Minimise a function of three variables over a range (MATLAB)

Question

I want to minimise the maximum value the function f(a,b,c) takes over the range l <= c <= u for some lower and upper bounds l and u by changing the parameters a and b. I think I will need a double iteration but beyond that I have no idea how to begin.

I would greatly appreciate any of: an answer, help in phrasing this more clearly or information about where I can look to find the answer myself. I have tried to look elsewhere for an answer, but I am struggling to know what to search for.

EDIT: As an example, suppose f(a,b,c) is abs(g(a,c)-b).
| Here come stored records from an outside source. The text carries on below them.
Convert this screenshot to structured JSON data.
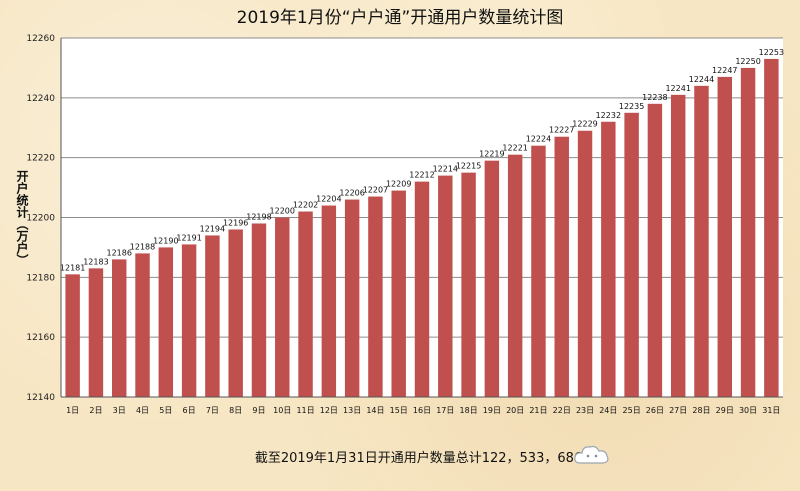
{
  "chart_data": {
    "type": "bar",
    "title": "2019年1月份“户户通”开通用户数量统计图",
    "ylabel": "开户统计（万户）",
    "xlabel": "",
    "ylim": [
      12140,
      12260
    ],
    "yticks": [
      12140,
      12160,
      12180,
      12200,
      12220,
      12240,
      12260
    ],
    "grid": true,
    "categories": [
      "1日",
      "2日",
      "3日",
      "4日",
      "5日",
      "6日",
      "7日",
      "8日",
      "9日",
      "10日",
      "11日",
      "12日",
      "13日",
      "14日",
      "15日",
      "16日",
      "17日",
      "18日",
      "19日",
      "20日",
      "21日",
      "22日",
      "23日",
      "24日",
      "25日",
      "26日",
      "27日",
      "28日",
      "29日",
      "30日",
      "31日"
    ],
    "values": [
      12181,
      12183,
      12186,
      12188,
      12190,
      12191,
      12194,
      12196,
      12198,
      12200,
      12202,
      12204,
      12206,
      12207,
      12209,
      12212,
      12214,
      12215,
      12219,
      12221,
      12224,
      12227,
      12229,
      12232,
      12235,
      12238,
      12241,
      12244,
      12247,
      12250,
      12253
    ],
    "bar_color": "#c0504d"
  },
  "footer_note": "截至2019年1月31日开通用户数量总计122，533，686户",
  "icons": {
    "cloud": "cloud-icon"
  }
}
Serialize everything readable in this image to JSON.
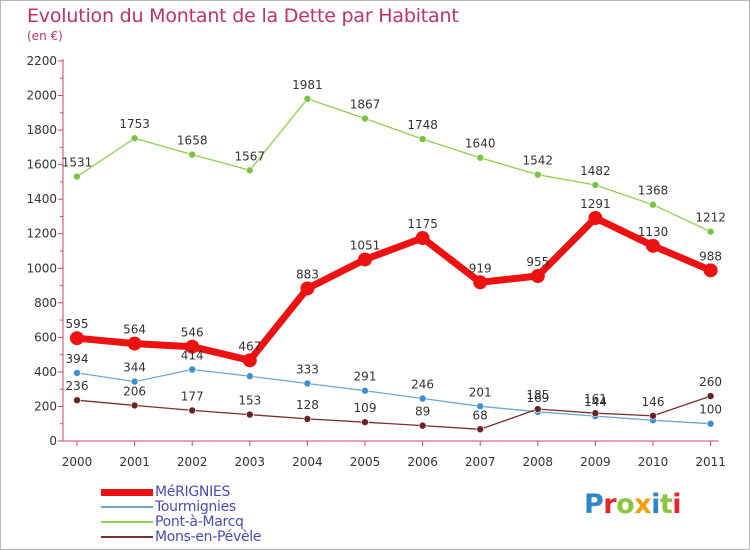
{
  "title": "Evolution du Montant de la Dette par Habitant",
  "unit": "(en €)",
  "logo": {
    "text": "Proxiti",
    "letters": [
      {
        "ch": "P",
        "color": "#2f86c8"
      },
      {
        "ch": "r",
        "color": "#e8262a"
      },
      {
        "ch": "o",
        "color": "#8cc63f"
      },
      {
        "ch": "x",
        "color": "#f39c12"
      },
      {
        "ch": "i",
        "color": "#2f86c8"
      },
      {
        "ch": "t",
        "color": "#8cc63f"
      },
      {
        "ch": "i",
        "color": "#e8262a"
      }
    ]
  },
  "chart_data": {
    "type": "line",
    "title": "Evolution du Montant de la Dette par Habitant",
    "unit": "(en €)",
    "xlabel": "",
    "ylabel": "",
    "ylim": [
      0,
      2200
    ],
    "yticks": [
      0,
      200,
      400,
      600,
      800,
      1000,
      1200,
      1400,
      1600,
      1800,
      2000,
      2200
    ],
    "categories": [
      "2000",
      "2001",
      "2002",
      "2003",
      "2004",
      "2005",
      "2006",
      "2007",
      "2008",
      "2009",
      "2010",
      "2011"
    ],
    "grid": false,
    "legend_position": "bottom-left",
    "series": [
      {
        "name": "Pont-à-Marcq",
        "color": "#8fd14f",
        "dot": "#7cc242",
        "width": 1.3,
        "marker": 3.5,
        "values": [
          1531,
          1753,
          1658,
          1567,
          1981,
          1867,
          1748,
          1640,
          1542,
          1482,
          1368,
          1212
        ],
        "labels": [
          "1531",
          "1753",
          "1658",
          "1567",
          "1981",
          "1867",
          "1748",
          "1640",
          "1542",
          "1482",
          "1368",
          "1212"
        ]
      },
      {
        "name": "Tourmignies",
        "color": "#6da7d4",
        "dot": "#3f8fd0",
        "width": 1.3,
        "marker": 3.5,
        "values": [
          394,
          344,
          414,
          375,
          333,
          291,
          246,
          201,
          169,
          144,
          120,
          100
        ],
        "labels": [
          "394",
          "344",
          "414",
          "",
          "333",
          "291",
          "246",
          "201",
          "169",
          "144",
          "",
          "100"
        ]
      },
      {
        "name": "Mons-en-Pévèle",
        "color": "#7a2e2e",
        "dot": "#6a2222",
        "width": 1.3,
        "marker": 3.5,
        "values": [
          236,
          206,
          177,
          153,
          128,
          109,
          89,
          68,
          185,
          161,
          146,
          260
        ],
        "labels": [
          "236",
          "206",
          "177",
          "153",
          "128",
          "109",
          "89",
          "68",
          "185",
          "161",
          "146",
          "260"
        ]
      },
      {
        "name": "MéRIGNIES",
        "color": "#ee1111",
        "dot": "#ee1111",
        "width": 7,
        "marker": 7,
        "values": [
          595,
          564,
          546,
          467,
          883,
          1051,
          1175,
          919,
          955,
          1291,
          1130,
          988
        ],
        "labels": [
          "595",
          "564",
          "546",
          "467",
          "883",
          "1051",
          "1175",
          "919",
          "955",
          "1291",
          "1130",
          "988"
        ]
      }
    ],
    "legend": [
      {
        "name": "MéRIGNIES",
        "color": "#ee1111",
        "thick": 7
      },
      {
        "name": "Tourmignies",
        "color": "#6da7d4",
        "thick": 2
      },
      {
        "name": "Pont-à-Marcq",
        "color": "#8fd14f",
        "thick": 2
      },
      {
        "name": "Mons-en-Pévèle",
        "color": "#7a2e2e",
        "thick": 2
      }
    ]
  }
}
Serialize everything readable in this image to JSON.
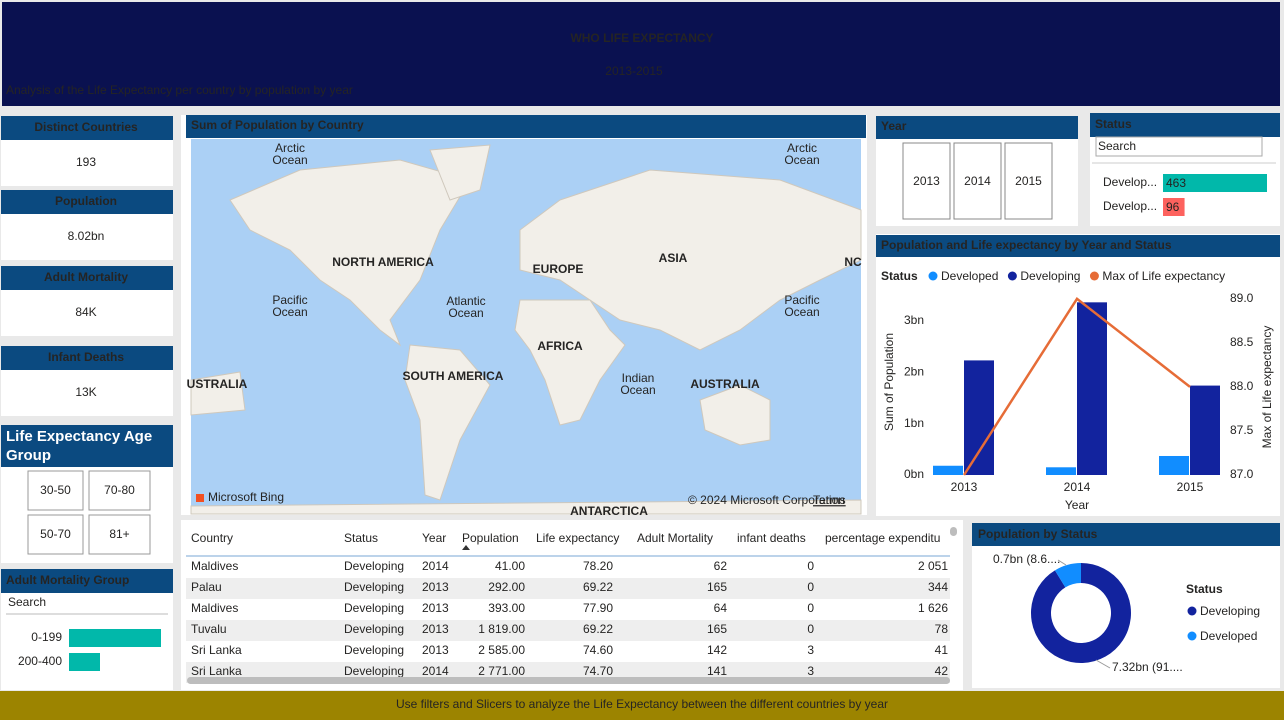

I have tried to vary a so that p(a) = max(g(a,c)) - min(g(a,c)) is minimised over c which would then easily allow me to compute what b should be, but the problem I am having is that g is not necessarily an easy to work with function.

Answer 1

If you have the optimization toolbox, use fmincon:

X = fmincon(@(X) max(g(X(1),X(3))) - min(g(X(1),X(3))),... % the "cost function", i.e., what you want to minimize
            [0 0 1],...                                    % an initial guess for [a b c]
            [],[], [],[],...                               % (irrelevant for your problem)
            [-inf -inf 1], [+inf +inf u]);                 % lower and upper bounds for [a b c]

If you don't have the optimization toolbox, you can use my fminsearch wrapper minimize in exactly the same way. minimize uses fminsearch (which is included in standard MATLAB), but fminsearch cannot handle constraints, and minimize can.

What's more, that "initial estimate" can be hard to come by. You can do a simple grid search (as you suggested), but that tends to be tedious and slow, especially for larger problems. minimize can run without an initial estimate, in which case it will try an optimization a bunch of times for a bunch of random initial values within the bound constraints, and return the best one.

Answer 2

You can use fminsearch and add a large negative value to out-of-bound solutions:

% Your input
f = @(a,b,c) (a-2).^2+(b.^2-9)^2+sin(2*pi*c).^2;
u = 0.7;
l = -0.01;
% function to optimize
f2 = @(a) abs(f(a(1),a(2),a(3))+1e15*(a(3)>u|a(3)<l));
% Find a minima
fminsearch(f2,[1.6 1 0.2])